The monster shrinks when you bring it into the light.
3. Know your triggers.
What pushes you toward it?
Boredom? Sadness? Loneliness? Anger? A certain time of night?
Understand your triggers, and you can avoid them.
4. Replace, don’t erase.
You can’t just stop. The void will fill itself.
Replace the bad habit with a better one.
Exercise. Read. Walk. Anything.
Fill the space before it fills itself.
5. Forgive yourself.
You’ll fall — once, twice, ten times.
That doesn’t mean you’ve failed. It only means you’re human.
Get up. Try again. Climbing isn’t a straight line — it’s falling and rising over and over again.
The Truth No One Tells You:
Climbing up takes far longer than falling down.
You may have descended in months, but it might take years to rise again. And that’s fair. Because the habit wasn’t built overnight — and it won’t break overnight.
Why I’m Writing This:
Not because I’m healed. Not because I’ve won.
But because I’m still fighting — and I want you to know:
If you’re on the first step: don’t go down.
If you’re in the middle: climb now.
If you’re at the bottom: it’s still possible.
One Last Thing:
That thing you do in the dark — the one you hide, deny, lie about —You’re not the only one.

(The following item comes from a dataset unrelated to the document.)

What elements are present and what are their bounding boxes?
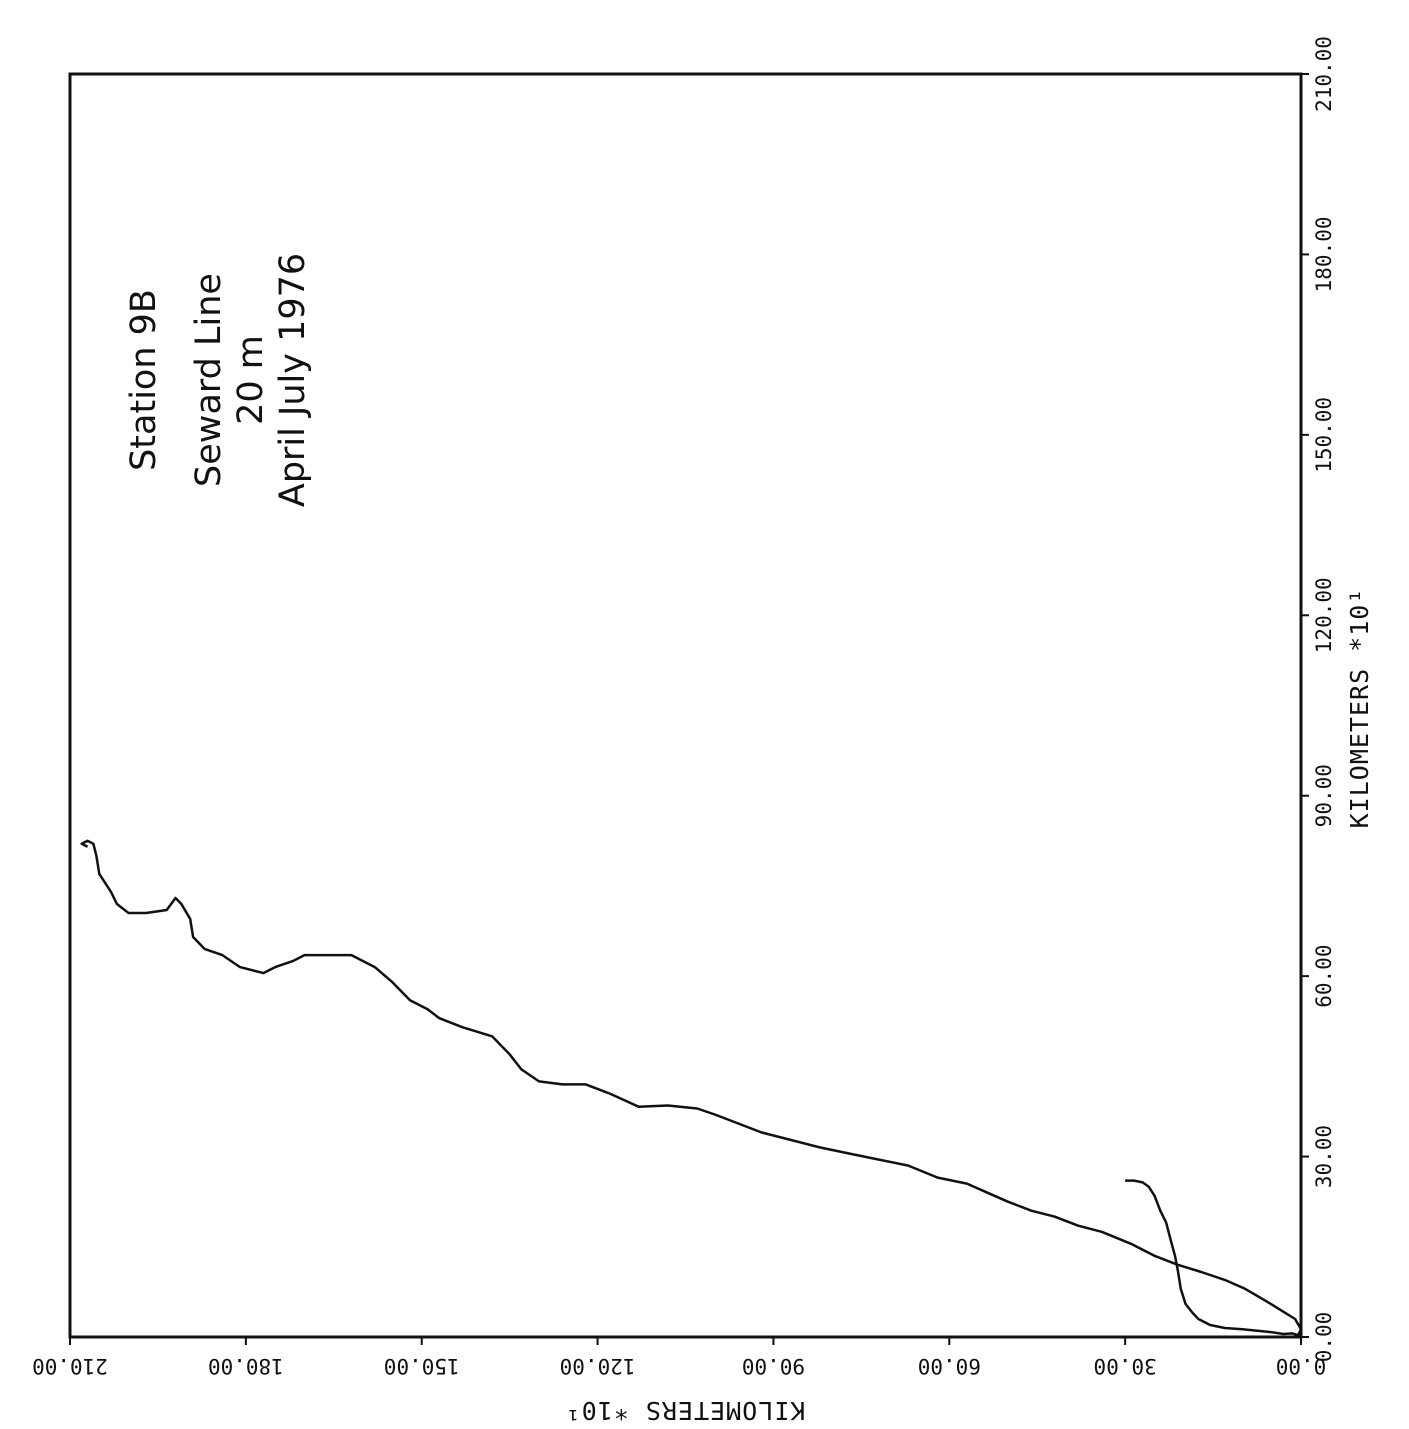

Millions are fighting the same battle.
Some have won.
Some are still fighting.
Some have given up.
But none of them are alone.
I don’t know you. But I know your battle. Because it’s mine too.
Stop at the first step. Or climb from where you are. But don’t stay at the bottom.
The bottom isn’t a place to live —It’s a place to die slowly.
Help exists — but you have to reach for it. And you deserve to live.